The Supreme Court will decide in King v. Burwell whether subsidies provided under the Affordable Care Act (ACA) can be provided to those who obtained health insurance through the federal exchange. As drafted, the ACA limits subsidies to those who sign up for health insurance through exchanges “established by the State.” The Internal Revenue Service (IRS) which administers the tax subsidy program, has interpreted the subsidies provision in the ACA as applying to all exchanges. The court will decide whether the ACA should be “literally interpreted” and that Congress’ intent was that only participants in state established exchanges would receive subsidies or whether the subsidies provision is a textual error and that looking at a “broader approach” it’s clear that Congress intended for all exchanges to allow for subsidies.
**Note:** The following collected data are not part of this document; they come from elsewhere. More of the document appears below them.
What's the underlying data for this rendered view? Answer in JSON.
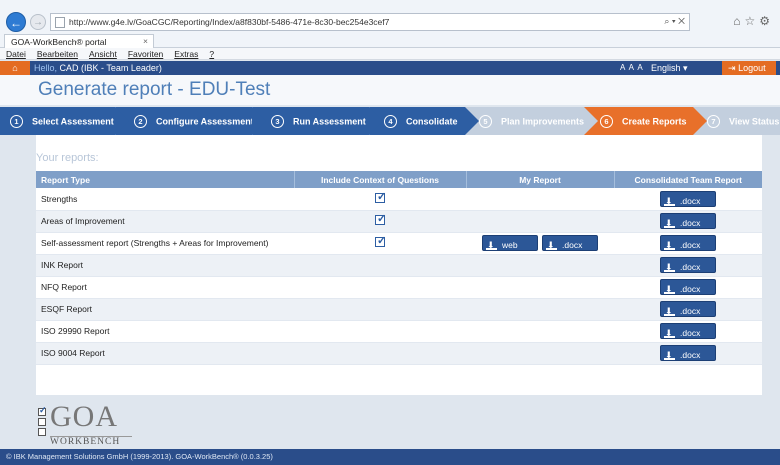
{
  "browser": {
    "url": "http://www.g4e.lv/GoaCGC/Reporting/Index/a8f830bf-5486-471e-8c30-bec254e3cef7",
    "tab_title": "GOA-WorkBench® portal",
    "menu": [
      "Datei",
      "Bearbeiten",
      "Ansicht",
      "Favoriten",
      "Extras",
      "?"
    ]
  },
  "header": {
    "hello_label": "Hello,",
    "user": "CAD (IBK - Team Leader)",
    "font_sizes": "A A A",
    "language": "English ▾",
    "logout": "Logout"
  },
  "page": {
    "title": "Generate report - EDU-Test"
  },
  "steps": [
    {
      "num": "1",
      "label": "Select Assessment"
    },
    {
      "num": "2",
      "label": "Configure Assessment"
    },
    {
      "num": "3",
      "label": "Run Assessment"
    },
    {
      "num": "4",
      "label": "Consolidate"
    },
    {
      "num": "5",
      "label": "Plan Improvements"
    },
    {
      "num": "6",
      "label": "Create Reports"
    },
    {
      "num": "7",
      "label": "View Status"
    }
  ],
  "reports": {
    "section_title": "Your reports:",
    "columns": [
      "Report Type",
      "Include Context of Questions",
      "My Report",
      "Consolidated Team Report"
    ],
    "rows": [
      {
        "name": "Strengths",
        "context": true,
        "my": [],
        "team": ".docx"
      },
      {
        "name": "Areas of Improvement",
        "context": true,
        "my": [],
        "team": ".docx"
      },
      {
        "name": "Self-assessment report (Strengths + Areas for Improvement)",
        "context": true,
        "my": [
          "web",
          ".docx"
        ],
        "team": ".docx"
      },
      {
        "name": "INK Report",
        "context": false,
        "my": [],
        "team": ".docx"
      },
      {
        "name": "NFQ Report",
        "context": false,
        "my": [],
        "team": ".docx"
      },
      {
        "name": "ESQF Report",
        "context": false,
        "my": [],
        "team": ".docx"
      },
      {
        "name": "ISO 29990 Report",
        "context": false,
        "my": [],
        "team": ".docx"
      },
      {
        "name": "ISO 9004 Report",
        "context": false,
        "my": [],
        "team": ".docx"
      }
    ]
  },
  "logo": {
    "word": "GOA",
    "sub": "WORKBENCH"
  },
  "footer": {
    "text": "© IBK Management Solutions GmbH (1999-2013). GOA-WorkBench® (0.0.3.25)"
  },
  "colors": {
    "step_done": "#2d5ea3",
    "step_pending": "#c3cfde",
    "step_active": "#e8702a",
    "accent_orange": "#e46c22",
    "header_blue": "#2a4d8a"
  }
}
Currently, there are 36 states that participate in the federal exchange. About five million people have received subsidies through the exchange, with the average subsidy being about $4,700. This case has a potentially large impact, the Rand Corporation estimates that eliminating the subsidies provided for people who purchase coverage through federally run health insurance markets would sharply boost costs and reduce enrollment to 4.1 million people. It is estimated that unsubsidized individual market premiums would rise by 47% due to the loss of younger, healthier individuals who could no longer get subsidies.
Oral arguments were held on March 4th and a decision is expected by the end of June.